Improvement of bioavailability of bioactive compounds of medicinal herbs by drying and fermentation with Lactobacillus plantarum

Kubra Dogan, Fatih Tornuk


Background: Medicinal and aromatic plants, which are rich sources of bioactive conpounds, have been used in traditional medicine for ancient times. Epidemiological studies have shown that bioactive compounds of medicinal plants possess antioxidant, anti-inflammatory, antiatherosclerotic, antitumor, antimutagenic, anticarcinogenic, antibacterial and antiviral activities. Intake of natural antioxidants derived from medicinal plants into body has been associated with reduced risks of cancer, cardiovascular disease, diabetes, and other diseases. It has also been demonstrated that the fermentation of plants is a versatile way for improvement of their functionality and bioavailability. The aim of this study was to determine the effect of probiotic fermentation and vacuum drying on the bioavailability of peppermint (Mentha piperita) and basil (Ocimum basilicum) exposed to in vitro digestion.

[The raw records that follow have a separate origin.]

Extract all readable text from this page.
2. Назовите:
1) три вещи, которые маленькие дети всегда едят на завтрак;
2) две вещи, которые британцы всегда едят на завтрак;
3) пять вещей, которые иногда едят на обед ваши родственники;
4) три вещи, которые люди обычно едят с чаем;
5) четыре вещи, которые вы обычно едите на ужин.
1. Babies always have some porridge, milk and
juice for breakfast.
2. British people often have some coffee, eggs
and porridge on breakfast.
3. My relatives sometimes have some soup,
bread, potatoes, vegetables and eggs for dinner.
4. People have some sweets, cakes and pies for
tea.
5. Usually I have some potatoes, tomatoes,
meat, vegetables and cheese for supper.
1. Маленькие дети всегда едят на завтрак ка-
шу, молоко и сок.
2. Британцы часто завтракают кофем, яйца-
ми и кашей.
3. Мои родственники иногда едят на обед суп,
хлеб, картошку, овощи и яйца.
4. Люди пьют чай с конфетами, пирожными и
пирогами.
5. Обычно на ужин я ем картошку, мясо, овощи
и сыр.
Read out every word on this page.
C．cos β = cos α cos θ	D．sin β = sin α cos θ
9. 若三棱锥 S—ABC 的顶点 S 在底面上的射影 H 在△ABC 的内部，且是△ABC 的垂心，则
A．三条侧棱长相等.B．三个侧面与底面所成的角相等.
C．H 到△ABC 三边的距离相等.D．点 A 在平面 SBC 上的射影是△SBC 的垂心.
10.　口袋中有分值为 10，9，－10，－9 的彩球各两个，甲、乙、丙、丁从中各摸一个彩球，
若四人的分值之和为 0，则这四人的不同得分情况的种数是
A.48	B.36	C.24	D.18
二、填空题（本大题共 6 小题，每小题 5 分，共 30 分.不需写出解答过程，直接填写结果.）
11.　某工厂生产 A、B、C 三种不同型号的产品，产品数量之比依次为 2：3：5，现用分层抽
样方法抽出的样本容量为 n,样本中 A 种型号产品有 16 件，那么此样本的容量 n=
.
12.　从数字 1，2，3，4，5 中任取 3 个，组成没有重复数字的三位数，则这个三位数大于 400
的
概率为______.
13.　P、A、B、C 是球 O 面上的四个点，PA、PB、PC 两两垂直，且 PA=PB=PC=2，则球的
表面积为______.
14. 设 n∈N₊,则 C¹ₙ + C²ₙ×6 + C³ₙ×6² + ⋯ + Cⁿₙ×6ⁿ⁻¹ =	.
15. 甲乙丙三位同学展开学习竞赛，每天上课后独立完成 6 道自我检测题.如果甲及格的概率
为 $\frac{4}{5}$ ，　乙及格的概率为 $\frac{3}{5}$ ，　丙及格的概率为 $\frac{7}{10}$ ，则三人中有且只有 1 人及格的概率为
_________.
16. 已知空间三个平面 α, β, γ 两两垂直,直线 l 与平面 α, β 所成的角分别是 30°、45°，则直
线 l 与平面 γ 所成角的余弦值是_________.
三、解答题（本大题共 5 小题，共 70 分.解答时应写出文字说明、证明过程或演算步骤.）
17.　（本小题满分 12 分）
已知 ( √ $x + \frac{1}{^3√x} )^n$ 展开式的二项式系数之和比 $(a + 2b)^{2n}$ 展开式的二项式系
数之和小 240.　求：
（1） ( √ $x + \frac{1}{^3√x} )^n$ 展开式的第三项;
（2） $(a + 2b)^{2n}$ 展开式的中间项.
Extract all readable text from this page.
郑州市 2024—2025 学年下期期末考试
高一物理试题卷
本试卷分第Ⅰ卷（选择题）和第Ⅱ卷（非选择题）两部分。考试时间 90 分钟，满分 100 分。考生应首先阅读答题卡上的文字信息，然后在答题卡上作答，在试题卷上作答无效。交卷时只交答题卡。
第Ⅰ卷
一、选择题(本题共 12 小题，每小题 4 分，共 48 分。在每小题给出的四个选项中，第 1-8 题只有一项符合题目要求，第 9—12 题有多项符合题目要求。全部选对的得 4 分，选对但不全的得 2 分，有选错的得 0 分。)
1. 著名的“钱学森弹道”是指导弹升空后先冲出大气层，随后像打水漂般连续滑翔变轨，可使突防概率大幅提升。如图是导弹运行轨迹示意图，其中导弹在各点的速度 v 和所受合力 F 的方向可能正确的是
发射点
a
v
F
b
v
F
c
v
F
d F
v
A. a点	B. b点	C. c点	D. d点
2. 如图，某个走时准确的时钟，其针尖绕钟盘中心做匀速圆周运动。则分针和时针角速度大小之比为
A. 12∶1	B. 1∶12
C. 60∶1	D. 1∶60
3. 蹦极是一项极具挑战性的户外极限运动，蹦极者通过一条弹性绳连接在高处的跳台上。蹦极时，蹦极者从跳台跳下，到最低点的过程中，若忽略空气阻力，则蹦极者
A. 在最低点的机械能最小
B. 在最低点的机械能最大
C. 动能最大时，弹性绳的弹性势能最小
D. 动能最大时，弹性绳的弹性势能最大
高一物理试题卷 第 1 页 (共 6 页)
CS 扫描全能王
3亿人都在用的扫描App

Methods: Fresh basil and peppermint were divided to 3 lots, one lot of each plant was vacuum dried at 40 °C for 8 hours to obtain the dried samples while one lot was fermented with probiotic Lactobacillus plantarum for 21 days at room temperature after incorporation with sterile brine (1:20 w:v) containing 5 % of NaCl. Thereby, 3 samples were obtained: Fresh peppermint/basil, vacuum dried peppermint/basil and fermented peppermint/basil. During the in vitro digestion comprised from gastric and pancreatic digestion, bioavailability of the samples were investigated by measurement of their total phenolic contents (TPCs), total flavonoid contents (TFCs) and antiradical activity. TPC was determined using Folin-Ciocalteu method while TFC was measured aluminum chloride colorimetric assay. The antiradical activity of the samples was analyzed by determination of the DPPH radical scavenging activity.

Results: The initial (undigested) TPC levels of fresh, vacuum dried and fermented mint and basils ranged from 166.24 to 295.08 mg gallic acid equivalent (GAE)/g. Drying and fermentation increased TPCs of the plants. Similarly, TFCs and antiradical activities were also increased by these treatments. When considering bioavailability of the bioactive compounds, fermentation process enabled higher recovery levels after in vitro digestion while basil exhibited higher percent recovery than mint.

Conclusion: This study demonstrated that vacuum drying and fermentation of basil and mint with probiotic Lactobacillus plantarum provided much stronger antioxidant activity and bioavailability than fresh ones and increased their in vitro bioavailability.